Agriculture Secretary William Dar has assured that the African swine fever (ASF) incidents in several areas in Bulacan and Rizal may be considered an outbreak, but not an epidemic.
“Specifically, ASF was already contained in Barangay Pritil, Guiguinto, Bulacan; and in several barangays in Rodriguez, San Mateo, and Antipolo, Rizal –and not in the entire country,” Dar said.
The agriculture chief earlier warned hog raisers who fail to report about their sick pigs will face jail time and fines.
“They violated RA (Republic Act) 8485 or the Animal Welfare Act, as they deprived their dead pigs of adequate care, maltreating them in the process,” the agriculture head said.
Under the law, neglecting to provide adequate care to animals is punishable with imprisonment of six months to two years, and a fine of P1,000 to P5,000.
“Hog raisers should report sick and dead pigs to their respective municipal or city veterinarians.”
He said hog raisers should report sick and dead pigs to their respective municipal or city veterinarians who will then coordinate with the DA-Bureau of Animal Industry (BAI) to determine the cause of sickness or death.
Dar noted that those who dispose of dead pigs in public places can also face fines of P300 to P1,000 or up to 15 days of community service as they violated the Solid Waste Management Act.
His warning came as dead pigs were seen and recovered floating in waterways in Quezon City and Marikina City, which are near Rizal and Bulacan provinces where were pigs tested positive for the ASF virus.
“It was utterly irresponsible on the part of the backyard raisers as they did not only violate current laws, but their misdoing also spread the disease pathogens much faster,” Dar said.
“The irresponsible dumping of dead pigs simply adds scare to the public, and this should not be tolerated. The perpetrators must be punished in accordance with the law,” he added.
Meanwhile, Dar appealed to the media and general public not to fan fears on the ASF, as unverified and unvalidated reports could create an irreversible damage to the country’s P260 billlion swine industry that provides and sustains the livelihood of millions of Filipino families.
“Around two-thirds or 65 percent of the industry is contributed by small backyard raisers,” he said.
Dar noted that 7,416 pigs in the one-kilometer radius in ASF areas in Rizal and Bulacan have already been depopulated following the 1-7-10 protocol of the DA to manage, contain and control the spread of the disease.
For instance, one ASF-infected slaughterhouse in Brgy.
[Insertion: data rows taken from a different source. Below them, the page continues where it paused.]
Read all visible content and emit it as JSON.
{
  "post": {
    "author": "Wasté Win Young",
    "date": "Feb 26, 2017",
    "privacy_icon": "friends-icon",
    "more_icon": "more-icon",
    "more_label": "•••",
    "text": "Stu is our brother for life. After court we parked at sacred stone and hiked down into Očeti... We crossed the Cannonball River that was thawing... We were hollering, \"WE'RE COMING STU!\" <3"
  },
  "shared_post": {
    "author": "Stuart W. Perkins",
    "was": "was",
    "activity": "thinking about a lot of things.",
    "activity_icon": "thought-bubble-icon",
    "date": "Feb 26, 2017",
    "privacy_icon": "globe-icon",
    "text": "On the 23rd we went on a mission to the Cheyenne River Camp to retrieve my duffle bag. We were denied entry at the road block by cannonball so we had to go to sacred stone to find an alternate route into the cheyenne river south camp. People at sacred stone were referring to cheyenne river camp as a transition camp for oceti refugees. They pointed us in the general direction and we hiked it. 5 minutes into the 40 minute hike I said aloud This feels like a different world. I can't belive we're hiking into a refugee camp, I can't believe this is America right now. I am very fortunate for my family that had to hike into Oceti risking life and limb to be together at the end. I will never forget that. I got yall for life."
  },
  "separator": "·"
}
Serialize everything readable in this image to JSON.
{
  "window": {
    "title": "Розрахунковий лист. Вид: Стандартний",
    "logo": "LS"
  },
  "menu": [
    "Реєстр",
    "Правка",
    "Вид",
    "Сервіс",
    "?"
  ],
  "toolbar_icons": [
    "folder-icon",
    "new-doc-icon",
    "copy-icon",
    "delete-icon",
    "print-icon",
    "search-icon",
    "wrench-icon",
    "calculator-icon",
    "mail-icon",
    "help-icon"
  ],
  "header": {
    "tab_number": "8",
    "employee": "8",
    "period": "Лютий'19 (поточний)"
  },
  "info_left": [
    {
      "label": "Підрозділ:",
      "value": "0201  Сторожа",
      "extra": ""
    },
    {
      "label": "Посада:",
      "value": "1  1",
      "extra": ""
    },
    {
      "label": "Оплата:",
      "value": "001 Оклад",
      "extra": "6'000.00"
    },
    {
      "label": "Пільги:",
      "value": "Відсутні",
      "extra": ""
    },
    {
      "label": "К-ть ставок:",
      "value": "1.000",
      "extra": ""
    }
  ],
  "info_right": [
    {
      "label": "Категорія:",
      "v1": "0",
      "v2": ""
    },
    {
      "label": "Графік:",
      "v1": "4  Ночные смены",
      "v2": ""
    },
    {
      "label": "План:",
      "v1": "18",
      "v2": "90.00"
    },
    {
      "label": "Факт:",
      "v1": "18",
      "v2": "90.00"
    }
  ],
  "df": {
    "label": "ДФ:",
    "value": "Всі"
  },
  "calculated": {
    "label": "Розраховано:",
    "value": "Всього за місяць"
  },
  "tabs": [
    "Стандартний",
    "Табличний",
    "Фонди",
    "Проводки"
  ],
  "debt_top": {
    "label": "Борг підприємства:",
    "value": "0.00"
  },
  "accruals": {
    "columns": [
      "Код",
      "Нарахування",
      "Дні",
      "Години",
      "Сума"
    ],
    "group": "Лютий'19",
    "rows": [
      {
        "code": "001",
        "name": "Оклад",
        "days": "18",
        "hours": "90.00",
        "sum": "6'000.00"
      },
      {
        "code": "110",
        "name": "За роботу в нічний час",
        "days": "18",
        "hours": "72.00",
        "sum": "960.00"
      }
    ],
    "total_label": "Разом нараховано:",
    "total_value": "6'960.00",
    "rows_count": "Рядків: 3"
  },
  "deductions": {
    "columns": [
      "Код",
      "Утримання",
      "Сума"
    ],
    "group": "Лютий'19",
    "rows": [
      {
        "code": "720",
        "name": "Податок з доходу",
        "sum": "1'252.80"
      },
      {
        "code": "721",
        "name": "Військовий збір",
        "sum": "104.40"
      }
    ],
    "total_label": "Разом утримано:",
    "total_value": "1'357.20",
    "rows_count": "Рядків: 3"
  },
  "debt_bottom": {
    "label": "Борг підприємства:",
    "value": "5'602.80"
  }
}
Gitnang Bayan 1, San Mateo, Rizal, has already been closed, cleaned, and disinfected.
“Continuous strict surveillance is being conducted in areas near ASF-infected barangays.”
He said continuous strict surveillance is being conducted in areas near ASF-infected barangays in Rizal and Bulacan.
Under the 1-7-10 protocol, all pigs within the one-kilometer radius of infected farms will be culled in view of the reported presence of a swine disease.
For swine farms within a 7 kilometer radius, the BAI and concerned regional field offices would conduct surveillance procedures, test animals to determine the extent of the infection, and limit animal movement.
On the other hand, swine farms within a 10 kilometer radius will be required to submit a mandatory report on the disease.
The Department of Budget and Management (DBM) earlier released some P82.5 million to the DA-BAI, which will cover the funding requirements for the ASF preventive measures.
Of the P82.5 million, some P31.8 million will be earmarked for maintenance of security for detection of meat and meat products at the international airports; P27.7 million for testing of samples of meat and meat products; P17.6 million for surveillance and monitoring; and P5.4 million for awareness campaign and capacity building.
Dar also assured the public that the incident will not affect the supply and prices of pork in the market, stressing that the ASF is confined and only specific in certain areas but not the entire country.
“The DA –in partnership with LGUs at all levels, the private sector, PNP (Philippine National Police) and the military– has enhanced its monitoring activities and imposed stricter biosecurity and quarantine measures to contain the spread of ASF in other areas,” he said.